La pollution environnementale s’impose aujourd’hui comme l’un des défis les plus préoccupants de la ville de Kinshasa. D’après plusieurs études, elle serait à l’origine d’environ 12 % des décès enregistrés dans la capitale congolaise, un chiffre alarmant qui interpelle autorités et citoyens.
Cette problématique a été au cœur d’une conférence de presse animée par Obed Tshilomboji, écrivain et analyste social, au Centre culturel de Wallonie-Bruxelles. L’auteur y a livré un diagnostic sans complaisance de la situation environnementale de Kinshasa, qu’il qualifie de véritable menace pour la santé publique.
« Notre ombre collective, c’est la pollution qui étouffe Kinshasa. À cela s’ajoute la pauvreté énergétique qui fragilise le pouvoir d’achat des conducteurs de motos-taxis, communément appelés wewa, contraints de consacrer près de la moitié de leurs revenus au carburant », a-t-il dénoncé.
Cette rencontre avec les médias s’inscrivait dans le cadre de l’annonce du prochain vernissage de son ouvrage Au cœur de Kinshasa, une tétralogie consacrée aux réalités sociales, culturelles, économiques et environnementales de la capitale. À travers cette œuvre, Obed Tshilomboji dresse un tableau lucide du quotidien des Kinois et, plus largement, de la société congolaise.

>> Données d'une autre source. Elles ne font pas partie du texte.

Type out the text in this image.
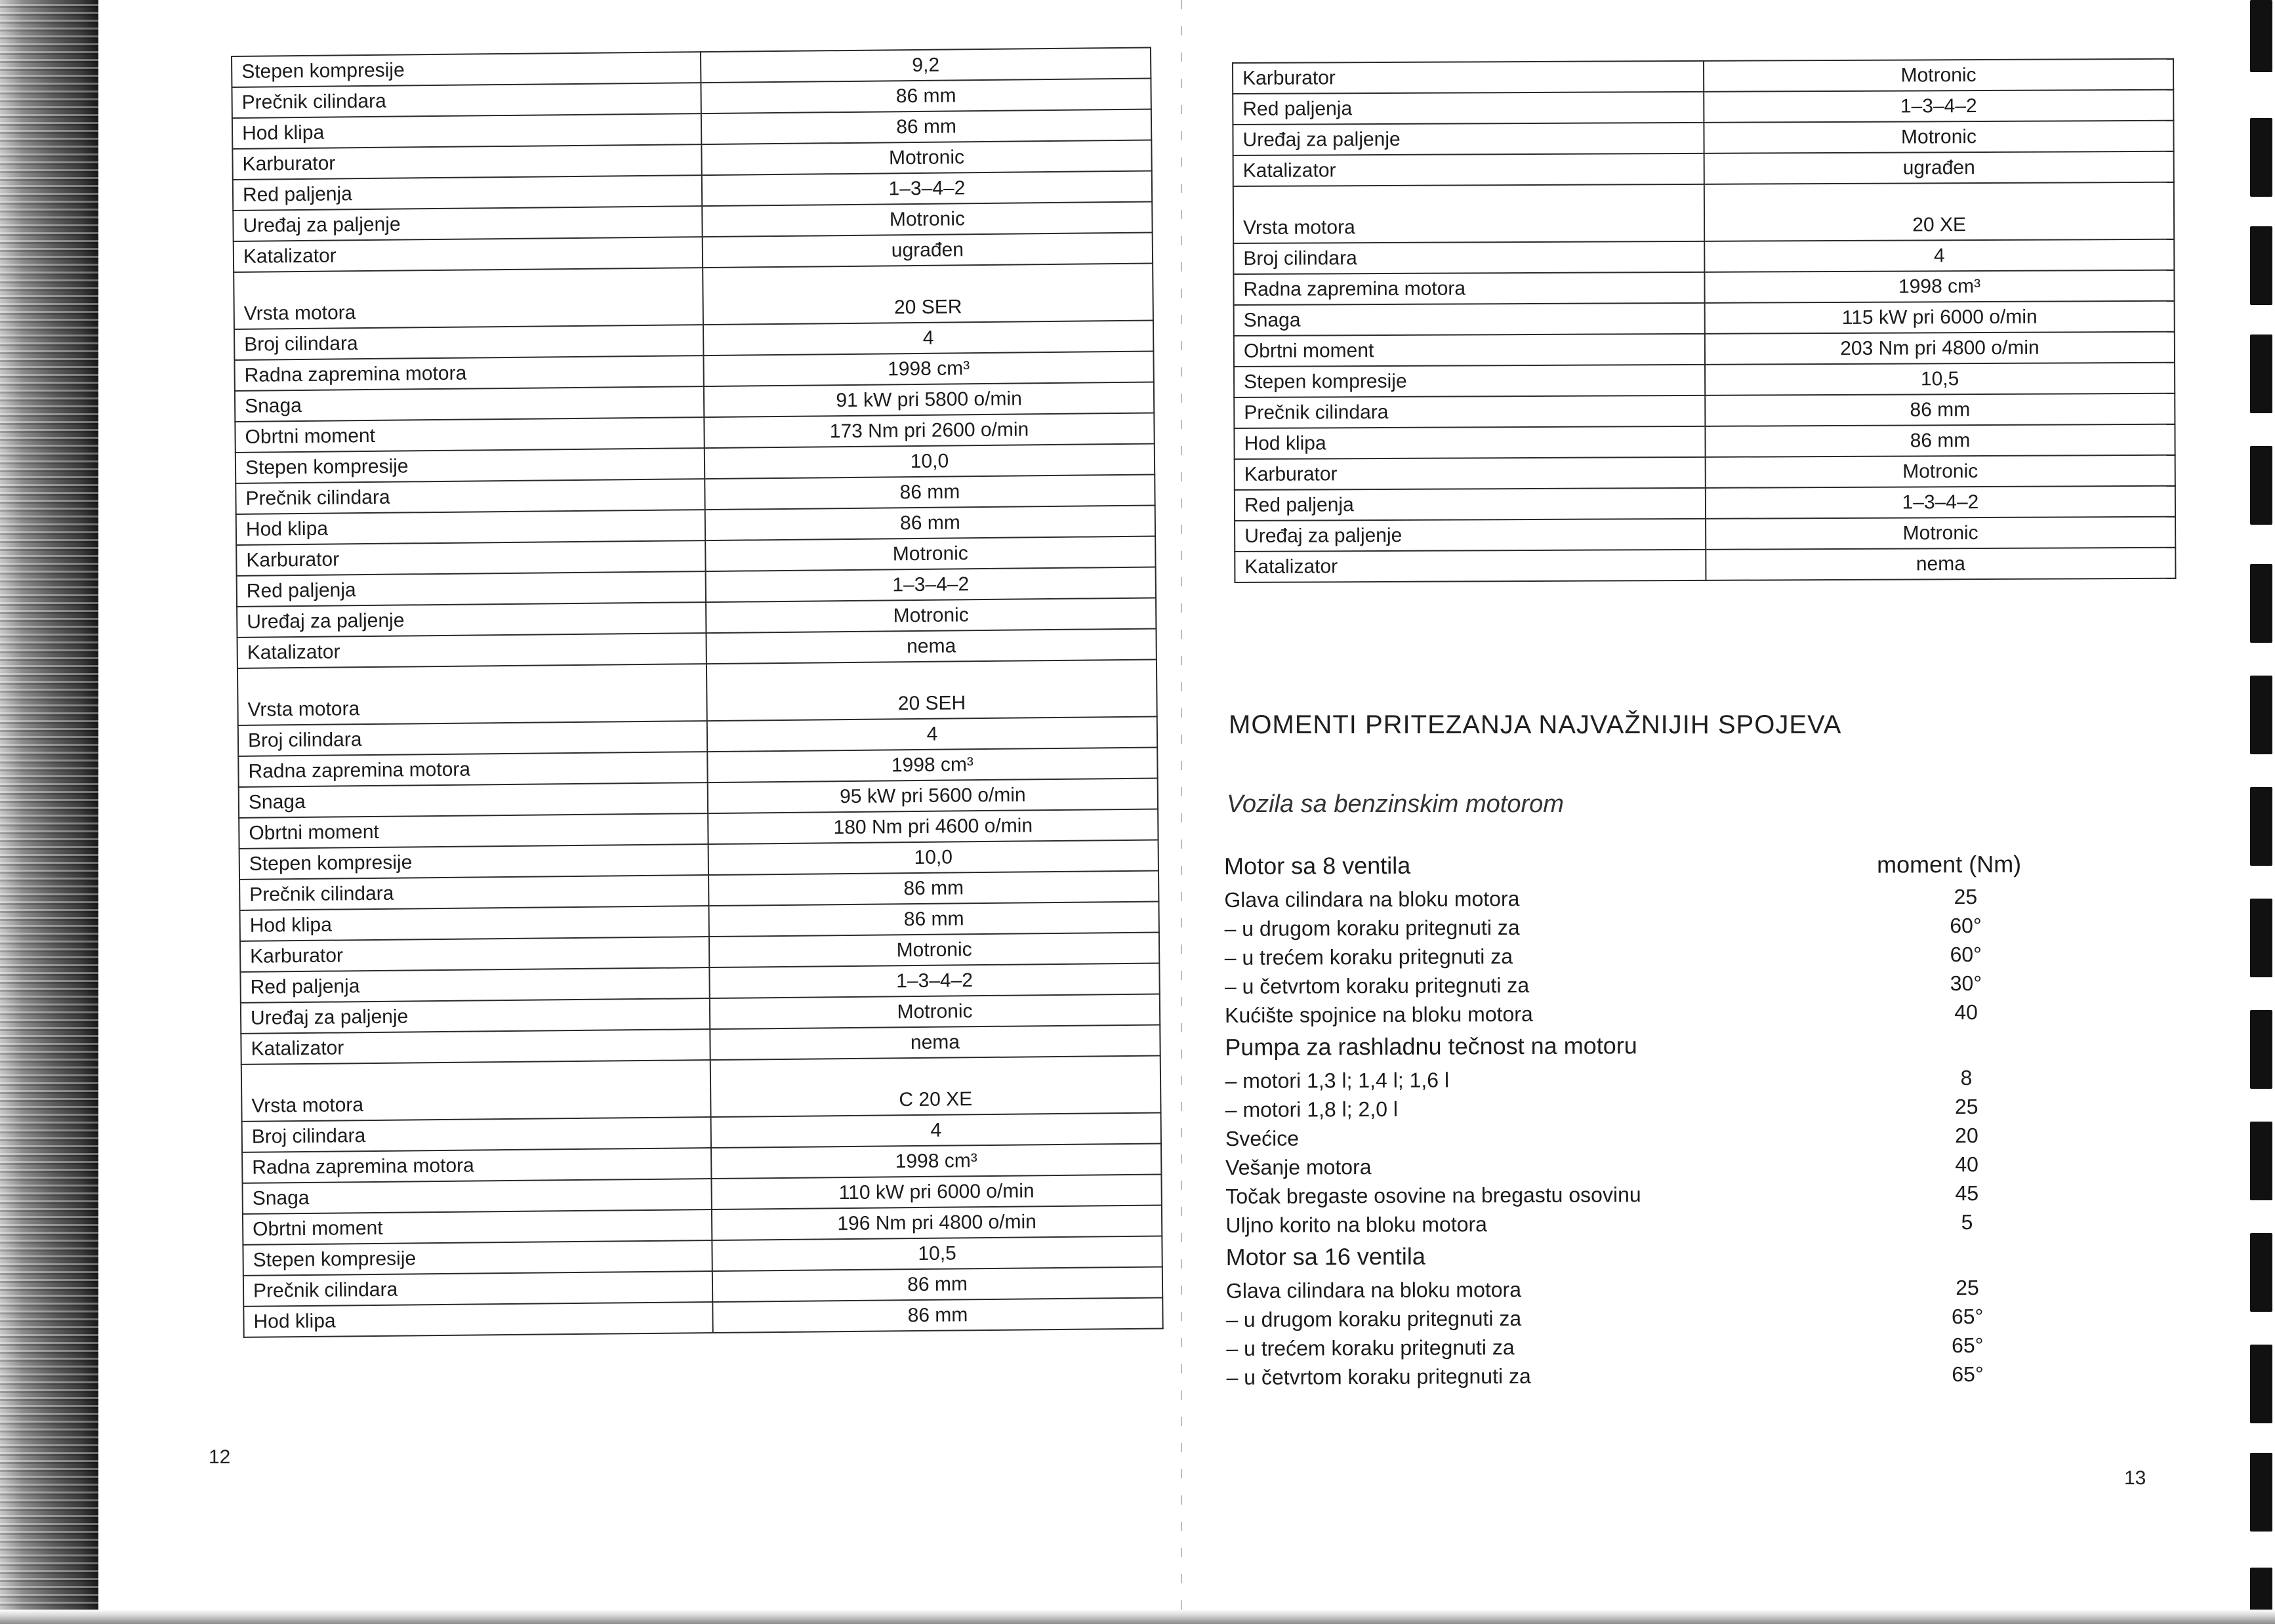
Stepen kompresije	9,2
Prečnik cilindara	86 mm
Hod klipa	86 mm
Karburator	Motronic
Red paljenja	1–3–4–2
Uređaj za paljenje	Motronic
Katalizator	ugrađen

Vrsta motora	20 SER
Broj cilindara	4
Radna zapremina motora	1998 cm³
Snaga	91 kW pri 5800 o/min
Obrtni moment	173 Nm pri 2600 o/min
Stepen kompresije	10,0
Prečnik cilindara	86 mm
Hod klipa	86 mm
Karburator	Motronic
Red paljenja	1–3–4–2
Uređaj za paljenje	Motronic
Katalizator	nema

Vrsta motora	20 SEH
Broj cilindara	4
Radna zapremina motora	1998 cm³
Snaga	95 kW pri 5600 o/min
Obrtni moment	180 Nm pri 4600 o/min
Stepen kompresije	10,0
Prečnik cilindara	86 mm
Hod klipa	86 mm
Karburator	Motronic
Red paljenja	1–3–4–2
Uređaj za paljenje	Motronic
Katalizator	nema

Vrsta motora	C 20 XE
Broj cilindara	4
Radna zapremina motora	1998 cm³
Snaga	110 kW pri 6000 o/min
Obrtni moment	196 Nm pri 4800 o/min
Stepen kompresije	10,5
Prečnik cilindara	86 mm
Hod klipa	86 mm
12
Karburator	Motronic
Red paljenja	1–3–4–2
Uređaj za paljenje	Motronic
Katalizator	ugrađen

Vrsta motora	20 XE
Broj cilindara	4
Radna zapremina motora	1998 cm³
Snaga	115 kW pri 6000 o/min
Obrtni moment	203 Nm pri 4800 o/min
Stepen kompresije	10,5
Prečnik cilindara	86 mm
Hod klipa	86 mm
Karburator	Motronic
Red paljenja	1–3–4–2
Uređaj za paljenje	Motronic
Katalizator	nema
MOMENTI PRITEZANJA NAJVAŽNIJIH SPOJEVA
Vozila sa benzinskim motorom
Motor sa 8 ventila	moment (Nm)
Glava cilindara na bloku motora	25
– u drugom koraku pritegnuti za	60°
– u trećem koraku pritegnuti za	60°
– u četvrtom koraku pritegnuti za	30°
Kućište spojnice na bloku motora	40
Pumpa za rashladnu tečnost na motoru
– motori 1,3 l; 1,4 l; 1,6 l	8
– motori 1,8 l; 2,0 l	25
Svećice	20
Vešanje motora	40
Točak bregaste osovine na bregastu osovinu	45
Uljno korito na bloku motora	5
Motor sa 16 ventila
Glava cilindara na bloku motora	25
– u drugom koraku pritegnuti za	65°
– u trećem koraku pritegnuti za	65°
– u četvrtom koraku pritegnuti za	65°
13
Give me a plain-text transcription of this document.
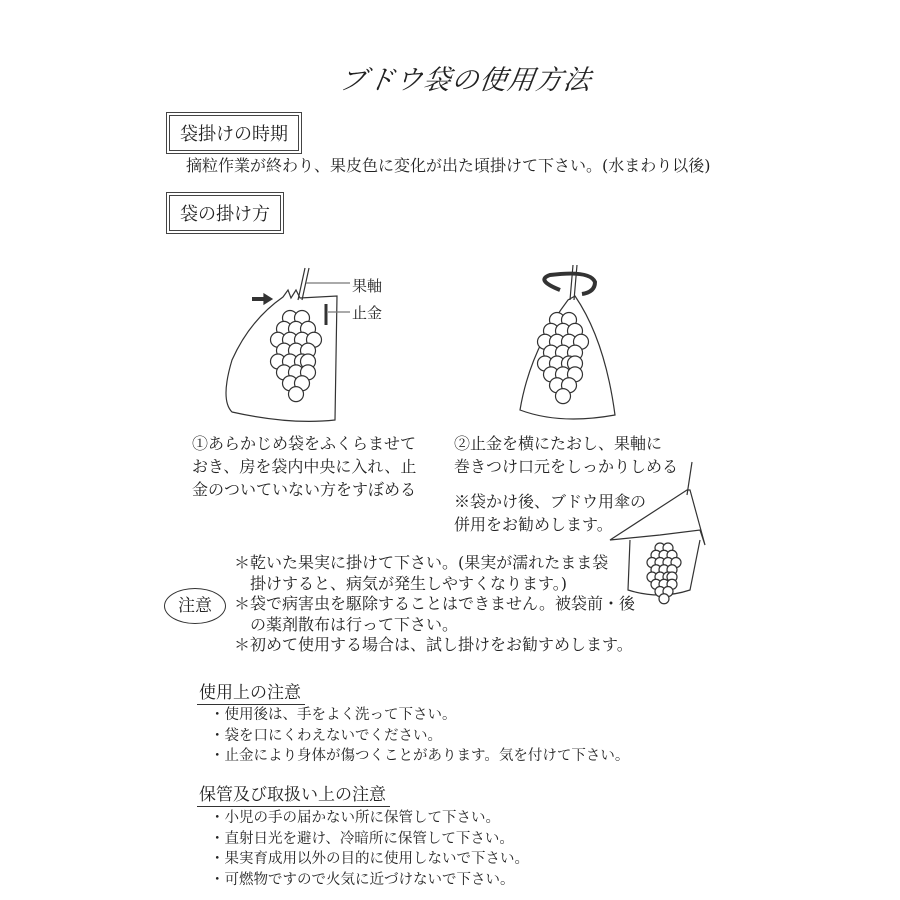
ブドウ袋の使用方法
袋掛けの時期
摘粒作業が終わり、果皮色に変化が出た頃掛けて下さい。(水まわり以後)
袋の掛け方
果軸
止金
①あらかじめ袋をふくらませて
おき、房を袋内中央に入れ、止
金のついていない方をすぼめる
②止金を横にたおし、果軸に
巻きつけ口元をしっかりしめる
※袋かけ後、ブドウ用傘の
併用をお勧めします。
注意
＊乾いた果実に掛けて下さい。(果実が濡れたまま袋
　掛けすると、病気が発生しやすくなります。)
＊袋で病害虫を駆除することはできません。被袋前・後
　の薬剤散布は行って下さい。
＊初めて使用する場合は、試し掛けをお勧すめします。
使用上の注意
・使用後は、手をよく洗って下さい。
・袋を口にくわえないでください。
・止金により身体が傷つくことがあります。気を付けて下さい。
保管及び取扱い上の注意
・小児の手の届かない所に保管して下さい。
・直射日光を避け、冷暗所に保管して下さい。
・果実育成用以外の目的に使用しないで下さい。
・可燃物ですので火気に近づけないで下さい。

Au-delà du constat, l’auteur propose également des pistes de solutions pour faire face aux maux structurels qui affectent le pays, notamment la pollution, le chômage et l’informalité économique. Il appelle à une prise de conscience collective et à une responsabilité individuelle accrue afin de bâtir un avenir plus sain et durable.
« La pollution est une véritable gangrène mortelle. La combattre doit devenir une priorité absolue pour tous les habitants de Kinshasa », a-t-il insisté, plaidant pour des actions urgentes et concrètes en faveur de l’environnement.
Dans une perspective résolument optimiste, Obed Tshilomboji soutient que la valorisation du patrimoine culturel et artisanal congolais pourrait générer jusqu’à 100 milliards de dollars américains au cours des cinq prochaines années, à condition de rompre avec l’informel et l’invisibilité économique.
Selon lui, cette ambition rejoint pleinement la vision du chef de l’État de faire de la République démocratique du Congo un véritable « pays-solution », capable de créer de la richesse et d’améliorer durablement le bien-être de sa population.